Three different types of astigmatic Hermite-Gaussian beams with orbital angular momentum

Abstract

In this work, we study three different types of astigmatic (anisotropic) Hermite-Gaussian (aHG) beams whose complex amplitude in the Fresnel diffraction zone is described by the complex argument of a Hermite polynomial of degree (n, 0). The first-type beam is a circularly symmetric optical vortex with topological charge n that has passed through a cylindrical lens. The outgoing optical vortex ‘splits’ into n first-order optical vortices, carrying an orbital angular momentum (OAM) per photon of n. The second-type beam is a Hermite-Gaussian (HG) beam of order (n, 0) generated by passing an elliptic HG beam through a cylindrical lens, which acts by imprinting an OAM into the original HG beam. The OAM of such a beam is a sum of vortex and astigmatic components and can reach large values (tens and hundreds of thousands per photon).
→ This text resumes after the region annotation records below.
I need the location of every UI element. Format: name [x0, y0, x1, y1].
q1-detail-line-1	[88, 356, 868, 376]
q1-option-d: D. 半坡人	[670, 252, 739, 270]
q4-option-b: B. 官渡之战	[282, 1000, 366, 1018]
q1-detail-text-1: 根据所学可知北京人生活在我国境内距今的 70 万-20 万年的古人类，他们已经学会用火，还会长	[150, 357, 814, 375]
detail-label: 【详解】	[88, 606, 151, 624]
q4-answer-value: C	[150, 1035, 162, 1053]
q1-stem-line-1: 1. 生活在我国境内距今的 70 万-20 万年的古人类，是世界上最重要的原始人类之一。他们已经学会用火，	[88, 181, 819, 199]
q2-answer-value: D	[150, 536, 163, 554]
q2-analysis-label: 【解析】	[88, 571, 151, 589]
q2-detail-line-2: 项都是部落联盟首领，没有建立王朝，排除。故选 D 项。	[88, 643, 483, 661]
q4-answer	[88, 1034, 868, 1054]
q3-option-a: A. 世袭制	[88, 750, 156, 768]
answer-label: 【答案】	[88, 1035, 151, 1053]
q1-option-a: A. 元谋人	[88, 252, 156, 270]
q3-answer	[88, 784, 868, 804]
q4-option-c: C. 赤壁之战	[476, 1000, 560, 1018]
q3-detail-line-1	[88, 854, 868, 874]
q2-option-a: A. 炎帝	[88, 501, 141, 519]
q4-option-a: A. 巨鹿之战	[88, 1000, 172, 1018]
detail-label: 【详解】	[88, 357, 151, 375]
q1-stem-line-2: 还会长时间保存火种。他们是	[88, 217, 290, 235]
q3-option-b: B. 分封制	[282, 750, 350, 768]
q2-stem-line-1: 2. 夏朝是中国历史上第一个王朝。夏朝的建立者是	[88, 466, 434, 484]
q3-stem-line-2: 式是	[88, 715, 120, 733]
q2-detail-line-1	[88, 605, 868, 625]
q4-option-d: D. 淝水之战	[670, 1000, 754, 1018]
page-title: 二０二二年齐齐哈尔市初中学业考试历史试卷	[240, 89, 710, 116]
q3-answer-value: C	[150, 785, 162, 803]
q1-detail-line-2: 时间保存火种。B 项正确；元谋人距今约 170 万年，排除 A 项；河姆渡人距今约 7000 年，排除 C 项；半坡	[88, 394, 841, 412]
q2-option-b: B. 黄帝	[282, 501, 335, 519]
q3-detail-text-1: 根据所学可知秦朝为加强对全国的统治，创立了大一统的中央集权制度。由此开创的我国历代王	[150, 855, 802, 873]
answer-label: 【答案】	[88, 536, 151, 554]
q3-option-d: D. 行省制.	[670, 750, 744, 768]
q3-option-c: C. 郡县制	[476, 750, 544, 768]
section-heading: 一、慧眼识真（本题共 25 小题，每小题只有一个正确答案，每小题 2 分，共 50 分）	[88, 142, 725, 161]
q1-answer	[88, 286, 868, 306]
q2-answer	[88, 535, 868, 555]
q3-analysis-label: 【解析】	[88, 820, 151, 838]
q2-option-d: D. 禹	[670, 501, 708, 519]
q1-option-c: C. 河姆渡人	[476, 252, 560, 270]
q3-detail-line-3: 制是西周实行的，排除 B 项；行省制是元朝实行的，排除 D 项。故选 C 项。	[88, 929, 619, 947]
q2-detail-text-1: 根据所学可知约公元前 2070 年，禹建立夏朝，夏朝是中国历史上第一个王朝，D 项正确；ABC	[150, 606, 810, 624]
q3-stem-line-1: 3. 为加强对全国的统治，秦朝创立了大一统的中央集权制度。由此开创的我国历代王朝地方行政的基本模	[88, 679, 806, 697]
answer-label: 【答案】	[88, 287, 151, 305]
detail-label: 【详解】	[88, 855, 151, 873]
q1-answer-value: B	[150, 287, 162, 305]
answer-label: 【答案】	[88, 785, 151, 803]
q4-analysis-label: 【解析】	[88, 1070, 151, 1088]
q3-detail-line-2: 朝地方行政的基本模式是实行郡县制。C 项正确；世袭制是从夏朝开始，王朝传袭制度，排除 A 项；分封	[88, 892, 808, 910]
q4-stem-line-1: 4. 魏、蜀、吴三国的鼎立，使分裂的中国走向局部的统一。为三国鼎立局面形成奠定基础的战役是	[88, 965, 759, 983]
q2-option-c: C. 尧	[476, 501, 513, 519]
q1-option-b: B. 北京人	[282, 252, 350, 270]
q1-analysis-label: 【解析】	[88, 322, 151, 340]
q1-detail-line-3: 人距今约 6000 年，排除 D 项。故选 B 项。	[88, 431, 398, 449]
We derive an exact formula to describe the OAM of these aHG beams. Under certain conditions, the zero intensity lines of the aHG beam ‘merge’ into an n-fold degenerate intensity null on the optical axis, with the OAM of the beam becoming equal to n. The third type is an elliptical optical vortex with topological charge n that has passed through a cylindrical lens. With a special choice of the ellipticity degree (1:3), the beam retains its structure upon propagation, with the on-axis degenerate intensity null not ‘splitting’ into n optical vortices. The beam is shown to carry a fractional OAM not equal to n. Using intensity distributions of the aHG beam in the foci of two cylindrical lenses, we measure a normalized OAM of the elliptic aHG beam, with the deviation from a theoretical estimate being as low as 7% (experimental OAM-13.62 and theoretical OAM-14.76).